2. Die Frage der Statthaftigkeit der Gegenvorstellung kann vorliegend offen bleiben, weil sie jedenfalls unbegründet ist. Der von der Klägerin gerügte Verstoß gegen Art. 101 Abs. 1 Satz 2 GG liegt nicht vor.
a) Eine Gerichtsentscheidung, in der eine mögliche Vorlage an den EuGH gemäß Art. 234 Abs. 3 EG abgelehnt wird, verstößt nur dann gegen Art. 101 Abs. 1 Satz 2 GG, wenn das Gericht den ihm in solchen Fällen zukommenden Beurteilungsrahmen in unvertretbarer Weise überschritten hat. Dies kommt in Betracht, wenn ein letztinstanzliches Hauptsachegericht trotz der seiner Auffassung nach bestehenden Entscheidungserheblichkeit einer gemeinschaftsrechtlichen Frage eine Vorlage überhaupt nicht in Erwägung zieht, wenn es bewusst von der EuGH-Rechtsprechung abweicht und gleichwohl nicht oder nicht neuerlich vorlegt und schließlich, wenn es den ihm zukommenden Beurteilungsspielraum in Fällen überschritten hat, in denen eine einschlägige EuGH-Rechtsprechung noch nicht oder noch nicht erschöpfend vorliegt oder ihre Fortentwicklung nicht ganz fernliegend ist. Der Beurteilungsspielraum ist dabei überschritten, wenn Gegenauffassungen zu der entscheidungserheblichen Frage des Gemeinschaftsrechts gegenüber der vom Gericht vertretenen Meinung eindeutig vorzuziehen sind (BFH-Beschlüsse vom 11. Mai 2007 V S 6/07, BFHE 217, 230, BStBl II 2007, 653, und vom 2. April 2008 I S 5/08, Zeitschrift für Steuern und Recht 2008, R 747, jeweils m.w.N.).

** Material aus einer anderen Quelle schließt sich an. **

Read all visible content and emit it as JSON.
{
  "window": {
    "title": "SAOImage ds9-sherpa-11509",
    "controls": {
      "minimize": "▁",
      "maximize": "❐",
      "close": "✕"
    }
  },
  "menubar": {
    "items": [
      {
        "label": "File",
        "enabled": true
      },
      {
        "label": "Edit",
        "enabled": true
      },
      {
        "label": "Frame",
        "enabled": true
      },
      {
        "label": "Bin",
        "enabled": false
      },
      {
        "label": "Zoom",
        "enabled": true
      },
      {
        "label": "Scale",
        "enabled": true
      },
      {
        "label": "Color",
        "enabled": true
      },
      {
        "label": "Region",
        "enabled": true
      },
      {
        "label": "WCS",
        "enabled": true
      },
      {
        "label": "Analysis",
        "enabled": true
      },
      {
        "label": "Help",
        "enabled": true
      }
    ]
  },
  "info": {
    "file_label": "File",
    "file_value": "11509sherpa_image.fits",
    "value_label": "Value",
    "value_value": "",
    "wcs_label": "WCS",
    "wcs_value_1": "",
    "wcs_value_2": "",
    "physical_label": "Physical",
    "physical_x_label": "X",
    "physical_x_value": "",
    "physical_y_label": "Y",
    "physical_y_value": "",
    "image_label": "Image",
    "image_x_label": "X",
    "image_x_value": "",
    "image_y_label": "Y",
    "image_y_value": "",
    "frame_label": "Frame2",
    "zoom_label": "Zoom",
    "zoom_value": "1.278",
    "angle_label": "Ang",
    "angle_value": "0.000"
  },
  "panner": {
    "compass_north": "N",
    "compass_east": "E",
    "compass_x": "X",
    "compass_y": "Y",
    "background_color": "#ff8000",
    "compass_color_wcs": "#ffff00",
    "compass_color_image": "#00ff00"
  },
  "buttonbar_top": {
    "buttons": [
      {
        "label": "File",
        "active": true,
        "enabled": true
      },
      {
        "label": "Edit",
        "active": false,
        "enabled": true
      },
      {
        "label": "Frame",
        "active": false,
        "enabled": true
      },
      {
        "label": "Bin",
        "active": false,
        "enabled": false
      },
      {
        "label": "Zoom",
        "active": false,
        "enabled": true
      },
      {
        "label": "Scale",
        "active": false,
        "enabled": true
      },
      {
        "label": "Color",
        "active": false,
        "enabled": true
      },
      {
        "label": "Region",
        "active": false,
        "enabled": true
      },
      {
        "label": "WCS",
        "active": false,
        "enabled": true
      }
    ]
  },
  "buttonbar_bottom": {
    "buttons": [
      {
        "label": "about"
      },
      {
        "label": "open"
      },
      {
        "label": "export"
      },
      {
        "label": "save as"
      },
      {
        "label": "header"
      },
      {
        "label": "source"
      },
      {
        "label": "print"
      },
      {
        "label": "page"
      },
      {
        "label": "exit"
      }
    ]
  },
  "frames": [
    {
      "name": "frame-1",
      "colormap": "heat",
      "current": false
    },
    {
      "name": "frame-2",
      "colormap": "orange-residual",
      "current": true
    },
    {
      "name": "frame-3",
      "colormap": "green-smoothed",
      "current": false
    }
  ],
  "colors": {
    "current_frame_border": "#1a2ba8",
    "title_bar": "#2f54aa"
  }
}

b) Diese Voraussetzungen liegen hier offensichtlich nicht vor. Der Senat hat im Urteil in BFH/NV 2008, 1276 die Frage, ob die Lotteriesteuer mit Gemeinschaftsrecht vereinbar ist, auf der Grundlage des im Besteuerungszeitraum geltenden Art. 33 Abs. 1 der Sechsten Richtlinie des Rates vom 17. Mai 1977 zur Harmonisierung der Rechtsvorschriften der Mitgliedstaaten über die Umsatzsteuern 77/388/EWG und der dazu ergangenen Rechtsprechung des EuGH und des BFH eingehend geprüft und bejaht. Den Anforderungen des Art. 101 Abs. 1 Satz 2 GG wurde dadurch entsprochen. Die Klägerin setzt sich demgegenüber weder in der Gegenvorstellung noch im Schriftsatz vom 1. September 2008 mit der vom BFH angeführten Rechtsprechung des EuGH auseinander.
Der Gesetzgeber geht offensichtlich ebenfalls davon aus, dass die Lotteriesteuer in Einklang mit Gemeinschaftsrecht stehe; denn er hat sie bis heute beibehalten. Der Bundesrat wollte durch den von der Klägerin angesprochenen Entwurf eines Gesetzes über die Besteuerung des Spieleinsatzes --Spieleinsatzsteuergesetz-- (BTDrucks 16/1032) entgegen deren Ansicht die Lotteriesteuer nicht wegen gemeinschaftsrechtlicher Bedenken abschaffen, sondern in die vorgeschlagene, allgemeiner gefasste Besteuerung des Spieleinsatzes einbeziehen.
3. Die Entscheidung ergeht gerichtsgebührenfrei, weil für das eine Gegenvorstellung betreffende Verfahren kein Gebührentatbestand vorgesehen ist (BFH-Beschluss vom 29. April 2008 V S 19/07, BFH/NV 2008, 1852).